There are many ways to get over hospital anxiety. It may include coping strategies such as deep breathing and mental imagery. Some may need mental health treatments such as CBT.

Why do people have anxiety at a hospital?

A past negative or traumatic experience may cause a person to have hospital anxiety. Other possible causes include the following:

  • exposure to false or misleading ideas about hospitals and healthcare
  • lack of knowledge about the condition and what to expect
  • hypersensitivity to pain
  • prolonged stress

Does being in a hospital cause anxiety?

Being in a hospital setting may cause anxiety for a variety of reasons, such as a past traumatic event. The environment itself can also trigger anxiety, especially if it is unfamiliar, does not offer sufficient privacy, or exposes a person to seemingly strange instruments.

Is it normal to be scared of hospitals?

Many people are uncomfortable being in hospitals. However, a person with an intense, overwhelming fear of hospitals needs help if it hinders them from receiving treatment and other necessary medical care.
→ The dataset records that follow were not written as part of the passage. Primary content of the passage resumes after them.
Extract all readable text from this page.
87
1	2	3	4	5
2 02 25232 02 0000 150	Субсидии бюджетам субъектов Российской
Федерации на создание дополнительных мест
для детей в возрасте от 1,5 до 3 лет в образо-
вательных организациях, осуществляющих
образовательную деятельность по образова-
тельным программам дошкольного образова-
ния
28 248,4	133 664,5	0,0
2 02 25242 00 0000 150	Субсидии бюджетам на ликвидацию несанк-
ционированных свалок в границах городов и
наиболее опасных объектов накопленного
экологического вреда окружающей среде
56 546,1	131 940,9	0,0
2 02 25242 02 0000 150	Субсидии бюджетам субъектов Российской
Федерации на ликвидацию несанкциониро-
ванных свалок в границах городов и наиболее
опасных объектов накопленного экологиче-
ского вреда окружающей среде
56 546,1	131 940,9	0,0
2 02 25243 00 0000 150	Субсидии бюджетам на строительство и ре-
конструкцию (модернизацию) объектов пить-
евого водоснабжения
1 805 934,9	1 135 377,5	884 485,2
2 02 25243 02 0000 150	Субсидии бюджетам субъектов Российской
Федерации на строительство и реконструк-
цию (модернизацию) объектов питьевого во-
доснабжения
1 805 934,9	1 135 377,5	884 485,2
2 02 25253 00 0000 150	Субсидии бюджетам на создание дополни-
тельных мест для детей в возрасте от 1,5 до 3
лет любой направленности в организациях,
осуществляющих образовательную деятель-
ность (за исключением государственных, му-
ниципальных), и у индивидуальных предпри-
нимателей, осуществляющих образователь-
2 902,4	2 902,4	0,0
A person can discuss their fears with a family member, friend, or medical professional to determine the best way to manage their anxiety.

Hospital anxiety is an intense fear or anxiety about being in a hospital. Its symptoms can range from mild to severe and significantly affect a person’s daily functioning. It can prevent a person from receiving timely care, which makes it essential to recognize and address promptly.